L'image dans la maison déserte est une nouvelle de la jeunesse de Lovecraft, puisqu'elle date de 1920. C'est néanmoins un texte important car, en plus de ses qualités propres — les trois premiers paragraphes sont du meilleur Lovecraft —, cette nouvelle annonce ce que Lovecraft appellera le cycle d'Arkham puisque c'est dans cette nouvelle que cette ville est pour la première fois mentionnée.

Cette nouvelle a été traduite pour la première fois dans les cahiers de L'Herne consacrés à Lovecraft. Ce n'est pas Papy pour une fois, mais Jacques Parsons qui s'y est collé et (j'en viens à mes remarques), c'est un beau gâchis.
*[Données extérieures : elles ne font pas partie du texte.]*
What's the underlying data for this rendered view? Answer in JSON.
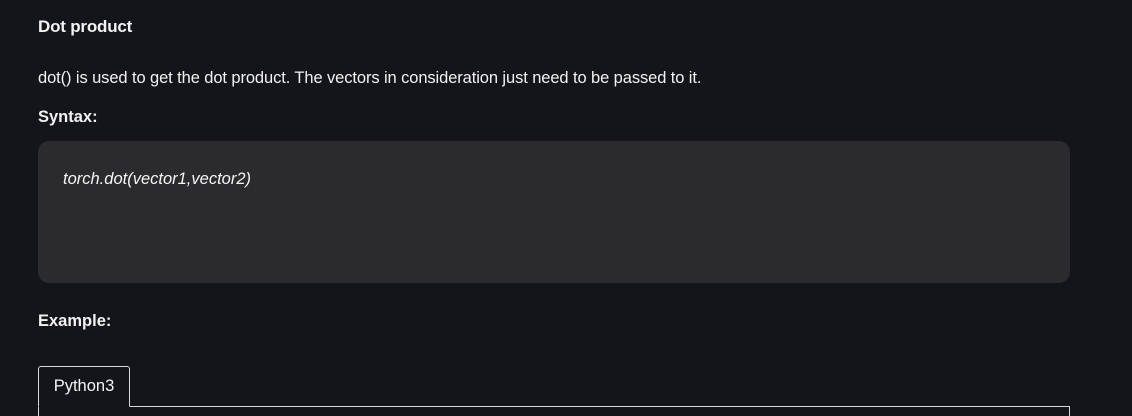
{
  "section": {
    "title": "Dot product",
    "description": "dot() is used to get the dot product. The vectors in consideration just need to be passed to it."
  },
  "syntax": {
    "label": "Syntax:",
    "code": "torch.dot(vector1,vector2)"
  },
  "example": {
    "label": "Example:",
    "tabs": [
      {
        "label": "Python3",
        "active": true
      }
    ]
  },
  "colors": {
    "page_background": "#14151a",
    "code_background": "#2b2b2f",
    "text": "#f2f2f2",
    "tab_border": "#d7d7d7"
  }
}
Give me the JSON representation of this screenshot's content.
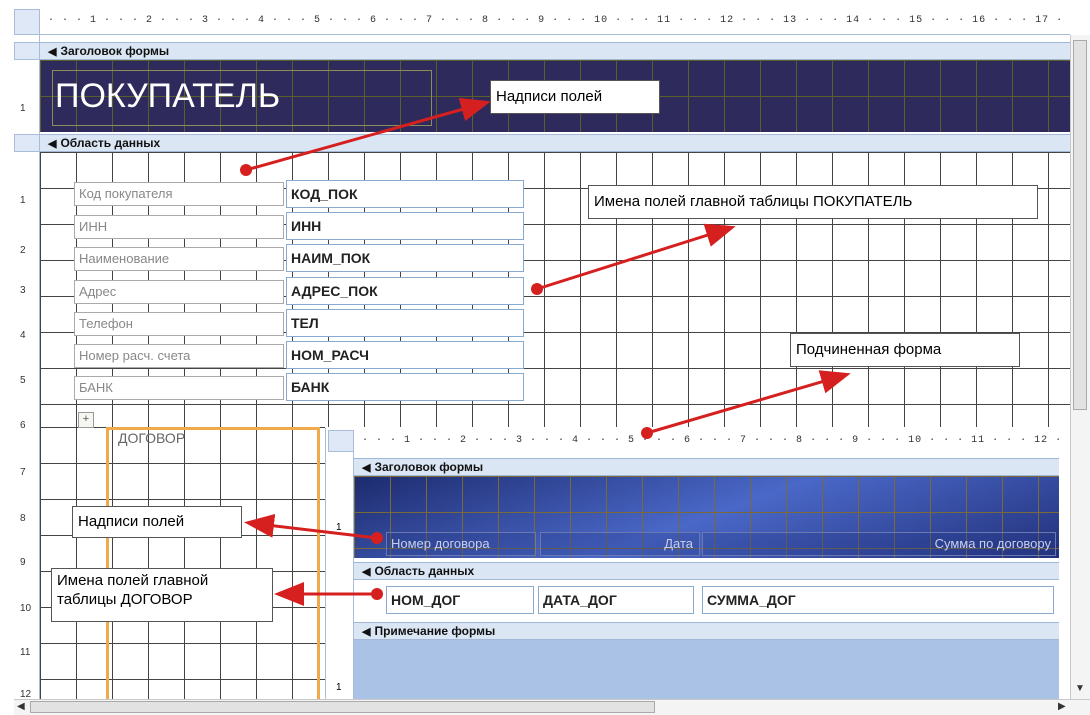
{
  "ruler": {
    "top": "· · · 1 · · · 2 · · · 3 · · · 4 · · · 5 · · · 6 · · · 7 · · · 8 · · · 9 · · · 10 · · · 11 · · · 12 · · · 13 · · · 14 · · · 15 · · · 16 · · · 17 · · · 18 · ·",
    "sub_top": "· · · 1 · · · 2 · · · 3 · · · 4 · · · 5 · · · 6 · · · 7 · · · 8 · · · 9 · · · 10 · · · 11 · · · 12 · · 1",
    "left_numbers": [
      "1",
      "2",
      "3",
      "4",
      "5",
      "6",
      "7",
      "8",
      "9",
      "10",
      "11",
      "12"
    ],
    "sub_left_numbers": [
      "1",
      "1"
    ]
  },
  "sections": {
    "header_label": "Заголовок формы",
    "detail_label": "Область данных",
    "sub_header_label": "Заголовок формы",
    "sub_detail_label": "Область данных",
    "sub_footer_label": "Примечание формы"
  },
  "form": {
    "title": "ПОКУПАТЕЛЬ",
    "labels": [
      "Код покупателя",
      "ИНН",
      "Наименование",
      "Адрес",
      "Телефон",
      "Номер расч. счета",
      "БАНК"
    ],
    "fields": [
      "КОД_ПОК",
      "ИНН",
      "НАИМ_ПОК",
      "АДРЕС_ПОК",
      "ТЕЛ",
      "НОМ_РАСЧ",
      "БАНК"
    ],
    "subform_label": "ДОГОВОР"
  },
  "subform": {
    "labels": [
      "Номер договора",
      "Дата",
      "Сумма по договору"
    ],
    "fields": [
      "НОМ_ДОГ",
      "ДАТА_ДОГ",
      "СУММА_ДОГ"
    ]
  },
  "annotations": {
    "labels_top": "Надписи полей",
    "main_fields": "Имена полей главной таблицы ПОКУПАТЕЛЬ",
    "subform": "Подчиненная форма",
    "labels_sub": "Надписи полей",
    "sub_fields_line1": "Имена полей главной",
    "sub_fields_line2": "таблицы ДОГОВОР"
  },
  "colors": {
    "header_bg": "#2f2a5c",
    "arrow": "#d62020",
    "subform_border": "#f0a94b",
    "section_bar": "#dbe6f5"
  }
}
Voici mes remarques après avoir relu la version originale annotée par Joshi en parallèle à la version française :
1. la très belle phrase "epicure in the terrible" est rendu platement par "amateur de terreur" — il me semble qu'il y avait moyen de rendre justice à l'original en traduisant par "épicurien du terrible / de l'horrible" ou quelque chose dans le genre ;
2. les passages en dialecte yankee sont rendus dans un français châtié et ordinaire ;
3. un nom commun, passon, mot dialectal pour parson, c'est-à-dire un membre du clergé, est interprété comme un prénom ;
4. la grande perruque de ce clergyman devient un gros bonnet (et fait du clergyman un gros bonnet...).
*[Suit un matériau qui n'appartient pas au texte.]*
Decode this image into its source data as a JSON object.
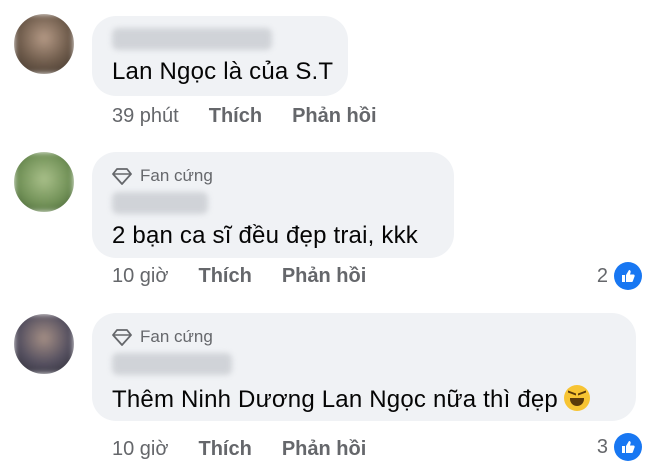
{
  "comments": [
    {
      "badge": "",
      "text": "Lan Ngọc là của S.T",
      "time": "39 phút",
      "like": "Thích",
      "reply": "Phản hồi",
      "reaction_count": "",
      "avatar_color": "#8a7a6a"
    },
    {
      "badge": "Fan cứng",
      "text": "2 bạn ca sĩ đều đẹp trai, kkk",
      "time": "10 giờ",
      "like": "Thích",
      "reply": "Phản hồi",
      "reaction_count": "2",
      "avatar_color": "#7fa06a"
    },
    {
      "badge": "Fan cứng",
      "text": "Thêm Ninh Dương Lan Ngọc nữa thì đẹp",
      "time": "10 giờ",
      "like": "Thích",
      "reply": "Phản hồi",
      "reaction_count": "3",
      "avatar_color": "#5a5560"
    }
  ],
  "icons": {
    "badge": "diamond-icon",
    "reaction": "thumbs-up-icon",
    "emoji": "grinning-squinting-face-emoji"
  },
  "colors": {
    "bubble": "#f0f2f5",
    "meta_text": "#65676b",
    "like_blue": "#1877f2"
  }
}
A la lumière de ces remarques, on comprendra qu'il est donc très regrettable que l'édition Robert Laffont des oeuvres ait repris cette traduction.

Ah, une dernière remarque portant sur la nouvelle elle-même : le narrateur remarque que dans la maison qu'il croit déserte il y a une horloge qui marche... et n'en tire pas la conclusion logique et se montre très surpris d'une présence dans la maison. Certes, on peut toujours penser qu'ayant frappé et n'ayant pas eu de réponse, il pense la maison vide, mais pas nécessairement inhabitée, mais cela sonne bizarrement tout de même.

Last edited by Schizodoxe (2010-12-08 20:08:06)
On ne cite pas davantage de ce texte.